I have always thought that my first daughter made me a mom, but my second daughter, my CC Baby, taught me to mother. Her need to be held all the time, and her colicky discomforts, led me to search for different ways to parent. It was because of her that I came to La Leche League. When my first friend told me about LLL, I thought it sounded a little bit weird. A few days later, another friend recommended LLL too. I began to wonder if maybe I should check them out. LLL gave me good, common sense suggestions on how to help my CC Baby, and they supported my instincts as a mother. And, over time, they shaped some of my core beliefs about parenting--some of which are summarized in the side bar of my blog's main page. I came to understand it's okay to nurse your baby whenever she needs to, that it's okay to carry your child, the importance of physical touch, how to guide your child constructively, and so many other things. They even suggested I would get more sleep if I took her to bed with me. I was desperate on that front and so started bringing her into our bed. But heaven forbid I should admit that to anyone! At a family gathering a few months later, when everyone was fussing over the baby and giving me lots of unasked for advice, my grandmother took me aside and quietly suggested I do what mothers did "in her day" and take the baby to bed with me. A huge weight lifted from my shoulders with that.

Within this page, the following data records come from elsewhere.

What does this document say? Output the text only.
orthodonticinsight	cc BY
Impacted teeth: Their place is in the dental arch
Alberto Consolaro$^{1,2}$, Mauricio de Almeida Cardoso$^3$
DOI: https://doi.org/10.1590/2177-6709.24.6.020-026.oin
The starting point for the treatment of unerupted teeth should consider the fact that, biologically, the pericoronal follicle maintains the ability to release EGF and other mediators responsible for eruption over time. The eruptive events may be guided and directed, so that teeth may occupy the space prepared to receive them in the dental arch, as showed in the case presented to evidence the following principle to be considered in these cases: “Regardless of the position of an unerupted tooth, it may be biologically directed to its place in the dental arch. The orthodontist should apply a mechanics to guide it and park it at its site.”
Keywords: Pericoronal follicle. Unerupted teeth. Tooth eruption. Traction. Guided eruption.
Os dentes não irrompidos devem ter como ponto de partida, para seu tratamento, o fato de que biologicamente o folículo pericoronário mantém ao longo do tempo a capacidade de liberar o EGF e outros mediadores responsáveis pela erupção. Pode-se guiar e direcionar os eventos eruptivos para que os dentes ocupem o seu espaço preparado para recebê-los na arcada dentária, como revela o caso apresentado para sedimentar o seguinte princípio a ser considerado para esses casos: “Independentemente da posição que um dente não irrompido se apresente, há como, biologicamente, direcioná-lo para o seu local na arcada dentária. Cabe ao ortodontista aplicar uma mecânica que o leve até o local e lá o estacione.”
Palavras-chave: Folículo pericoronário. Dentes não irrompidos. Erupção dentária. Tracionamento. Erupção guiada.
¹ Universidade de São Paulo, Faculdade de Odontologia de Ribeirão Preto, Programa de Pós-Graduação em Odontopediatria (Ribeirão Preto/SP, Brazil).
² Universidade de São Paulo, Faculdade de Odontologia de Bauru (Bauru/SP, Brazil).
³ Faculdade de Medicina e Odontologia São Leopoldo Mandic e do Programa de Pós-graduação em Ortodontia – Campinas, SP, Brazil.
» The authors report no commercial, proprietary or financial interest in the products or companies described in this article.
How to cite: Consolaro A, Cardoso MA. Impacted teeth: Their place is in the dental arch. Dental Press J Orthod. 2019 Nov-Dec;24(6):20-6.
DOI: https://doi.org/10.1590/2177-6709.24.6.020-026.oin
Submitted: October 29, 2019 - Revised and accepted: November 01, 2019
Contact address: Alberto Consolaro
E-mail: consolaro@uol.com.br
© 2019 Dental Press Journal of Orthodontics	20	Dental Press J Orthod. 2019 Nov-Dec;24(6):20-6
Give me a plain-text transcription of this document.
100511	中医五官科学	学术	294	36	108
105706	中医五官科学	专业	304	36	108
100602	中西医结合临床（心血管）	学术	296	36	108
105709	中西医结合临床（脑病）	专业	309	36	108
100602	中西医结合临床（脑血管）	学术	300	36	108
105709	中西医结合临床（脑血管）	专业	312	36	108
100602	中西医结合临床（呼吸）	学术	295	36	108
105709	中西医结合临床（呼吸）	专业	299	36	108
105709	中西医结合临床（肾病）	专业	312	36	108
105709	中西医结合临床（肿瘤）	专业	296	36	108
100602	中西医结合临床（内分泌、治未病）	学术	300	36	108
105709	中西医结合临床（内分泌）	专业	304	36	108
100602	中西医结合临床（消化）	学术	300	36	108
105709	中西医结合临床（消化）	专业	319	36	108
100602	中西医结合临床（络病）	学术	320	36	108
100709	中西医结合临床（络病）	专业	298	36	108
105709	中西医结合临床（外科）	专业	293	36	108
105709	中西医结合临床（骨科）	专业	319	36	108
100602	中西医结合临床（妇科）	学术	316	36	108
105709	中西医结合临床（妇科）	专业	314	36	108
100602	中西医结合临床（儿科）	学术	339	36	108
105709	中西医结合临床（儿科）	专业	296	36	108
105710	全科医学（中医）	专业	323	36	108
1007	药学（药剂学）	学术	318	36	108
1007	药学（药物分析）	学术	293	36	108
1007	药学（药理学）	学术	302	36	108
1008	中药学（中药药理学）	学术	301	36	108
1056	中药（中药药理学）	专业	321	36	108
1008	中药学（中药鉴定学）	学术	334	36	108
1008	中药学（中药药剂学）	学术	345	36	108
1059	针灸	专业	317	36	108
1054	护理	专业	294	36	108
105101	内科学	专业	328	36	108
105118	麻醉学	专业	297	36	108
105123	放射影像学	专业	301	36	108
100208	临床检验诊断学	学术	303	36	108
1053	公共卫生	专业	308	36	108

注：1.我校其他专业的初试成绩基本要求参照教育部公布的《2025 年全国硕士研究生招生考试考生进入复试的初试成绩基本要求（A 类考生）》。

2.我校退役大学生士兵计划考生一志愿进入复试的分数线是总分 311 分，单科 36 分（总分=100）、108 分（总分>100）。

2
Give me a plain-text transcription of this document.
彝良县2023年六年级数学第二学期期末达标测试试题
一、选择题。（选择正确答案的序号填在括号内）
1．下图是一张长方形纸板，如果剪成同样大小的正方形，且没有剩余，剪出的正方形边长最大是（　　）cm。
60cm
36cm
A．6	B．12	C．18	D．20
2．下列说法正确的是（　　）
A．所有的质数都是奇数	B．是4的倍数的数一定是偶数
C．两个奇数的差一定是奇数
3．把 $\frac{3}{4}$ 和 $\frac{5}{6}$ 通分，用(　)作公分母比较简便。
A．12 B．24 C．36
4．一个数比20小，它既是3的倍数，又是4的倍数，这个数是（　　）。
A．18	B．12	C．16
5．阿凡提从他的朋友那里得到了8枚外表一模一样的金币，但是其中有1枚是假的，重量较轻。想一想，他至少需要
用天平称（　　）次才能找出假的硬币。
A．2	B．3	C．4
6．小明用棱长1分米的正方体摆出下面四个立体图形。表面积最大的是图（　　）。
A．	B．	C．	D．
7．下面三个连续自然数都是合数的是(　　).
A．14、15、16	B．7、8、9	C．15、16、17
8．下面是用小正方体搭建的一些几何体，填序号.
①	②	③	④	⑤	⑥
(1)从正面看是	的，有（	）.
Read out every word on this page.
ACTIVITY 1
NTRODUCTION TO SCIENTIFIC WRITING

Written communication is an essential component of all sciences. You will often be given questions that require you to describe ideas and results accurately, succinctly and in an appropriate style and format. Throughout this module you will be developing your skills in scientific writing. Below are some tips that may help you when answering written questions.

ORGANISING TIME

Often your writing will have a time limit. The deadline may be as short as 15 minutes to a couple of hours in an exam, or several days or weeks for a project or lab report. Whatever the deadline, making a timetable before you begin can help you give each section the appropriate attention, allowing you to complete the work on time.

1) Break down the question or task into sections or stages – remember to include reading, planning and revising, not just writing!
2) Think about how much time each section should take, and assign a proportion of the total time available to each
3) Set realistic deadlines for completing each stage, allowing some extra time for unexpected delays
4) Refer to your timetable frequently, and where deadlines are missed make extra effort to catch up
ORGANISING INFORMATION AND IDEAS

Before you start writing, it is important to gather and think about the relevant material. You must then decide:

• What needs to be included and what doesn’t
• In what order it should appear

CC Baby walked early and talked early. She was, and always will be, very intense. She excels at pretty much everything she puts her mind to. She showed significant artistic development at a very young age and we encouraged it. We sought out and found an art program for her. For about six years she took weekly art lessons and eventually went on to win a blue ribbon at the MN State Fair for one of her paintings. She does incredibly intricate drawings with watercolor pencils that I just love. She's got musical abilities, writes, and has always done well at math. She got a scholarship to a college in California and although she really liked the school and living in the Bay Area, she decided to return to MN so she could enter the University's Chem E program. And now she's one of their top students. And today she graduates. I am so proud of her.

I had a friend in LLL who had quite a sense of humor. One year she gave her kids a list called, "Ten Reasons to Honor Your Mother on Mother's Day." The last item on her list was, "Because she's been your friend 9 months longer than anyone else." And I have. I loved her first.